Quando o primeiro livro de Krishnaji caiu em minhas mãos ainda muito jovem, ele me disse para fazer assim:

- Não lute contra esse eu ferido. Isso só criará mais conflito e novas feridas. Se observe, apenas se observe, sem se julgar – e você per­ceberá quando quem está agindo é o seu eu real e quando é a imagem do eu que fez de si quem está reagindo. É simples assim: se você age, é o seu eu real, se reage, é a imagem, o falso eu quem está predominando.


Passei a fazer o que Krisnamurti disse que fizesse, através do que chamei: - O Eu em mim vendo o eu na vida vivendo.


Entendido isso, podemos voltar à pergunta decisiva:

- É possível não ser ferido nesta vida?

Você só descobrirá desfazendo a ima­gem de eu em que passou a viver a Vida também como uma imagem. Imagem que, através dele, fez dela. Pois é justa­mente essa vida-imagem que fere esse eu-imagem. - Livre-se dessa existência de miragens que se alimentam reci­procamente. Quem poderá fazer isso por você? - Ninguém. Só você, em si e por si, pode libertar esse Eu Autêntico e passar a viver nele a Vida Autênti­ca.

Não há guias?

Sim, sempre houve apontadores de caminhos em todas as Culturas: os Vedas arianos, o Tao e o Chan chineses, o Zen japonês, o Budismo indiano, o Sermão da Mon­tanha cristão, o filósofo grego Plotino, os Sufis e os místicos Rumi e Suhrawardi, no Oriente Médio & Eckhart, no Ocidente, os mestres Hui Neng & Dogen na Ásia – mas nada podem fazer por você a partir deste ponto. Nem o próprio Krishnamurti. E menos ain­da os analistas em seus consultórios logo ali na esquina. Tudo dependerá, agora, unicamente de você.

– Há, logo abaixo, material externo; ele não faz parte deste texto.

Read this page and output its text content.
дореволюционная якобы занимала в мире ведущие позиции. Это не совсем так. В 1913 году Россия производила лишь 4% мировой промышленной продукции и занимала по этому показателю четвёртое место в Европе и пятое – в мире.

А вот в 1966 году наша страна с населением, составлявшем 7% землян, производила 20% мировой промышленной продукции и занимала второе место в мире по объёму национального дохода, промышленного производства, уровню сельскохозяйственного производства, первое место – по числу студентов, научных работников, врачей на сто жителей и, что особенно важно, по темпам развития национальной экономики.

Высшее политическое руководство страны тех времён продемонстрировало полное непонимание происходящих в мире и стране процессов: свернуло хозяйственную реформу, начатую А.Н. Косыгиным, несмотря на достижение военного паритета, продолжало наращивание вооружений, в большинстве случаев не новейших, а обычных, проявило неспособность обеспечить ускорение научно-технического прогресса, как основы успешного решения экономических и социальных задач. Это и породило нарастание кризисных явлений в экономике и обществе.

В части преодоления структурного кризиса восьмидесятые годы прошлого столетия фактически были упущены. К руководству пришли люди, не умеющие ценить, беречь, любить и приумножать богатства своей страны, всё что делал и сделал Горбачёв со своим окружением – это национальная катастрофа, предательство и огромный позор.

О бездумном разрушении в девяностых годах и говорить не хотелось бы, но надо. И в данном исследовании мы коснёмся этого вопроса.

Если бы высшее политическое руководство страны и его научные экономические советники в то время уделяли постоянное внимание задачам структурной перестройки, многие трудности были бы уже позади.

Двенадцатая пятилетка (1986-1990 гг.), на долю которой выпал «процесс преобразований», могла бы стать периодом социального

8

Porque um homem só pode transmitir a outro homem as informações que coletou e codificou à sua maneira e, no máximo, levam a um Conhecimento que cada um construiu – e assim há tantos co­nhecimentos quantos homens, e tudo o que está no limite do Conhecimento por sua própria natureza está destina­do a se fragmentar em vários conheci­mentos, em colisão e discordância, e é nesse território de variantes – também feito de imagens variantes – que nós estamos. Território de armadilhas. De que se nutre o eu-miragem e nutre a vi­da-miragem. Lugar incerto. Limitado & limitante. E onde estamos presentes como - Entes Humanos. E é só até essa nossa dimensão – de entes humanos, corpos sensíveis ao tempoespaço - que os conhecimentos reunidos por outro homem podem nos levar. Mas o Ca­minho da libertação - em que você vai precisar ser o sábio de si mesmo - para atingir o que você realmente é, em si, o seu EuReal, vai além. Leva ao não terri­tório ilimitado do Ser que também so­mos. Caminho solitário, até a fronteira do qual Alguém que já o fez o acompa­nhará, mas diante da qual pára e lhe diz:

- A partir daqui, vá sozinho.


Seria oportuno voltarmos sobre os nossos passos, fazermos um retrospecto das coisas que falamos antes, agora?


Ah, a Memória – esse abismo, por trás de nós.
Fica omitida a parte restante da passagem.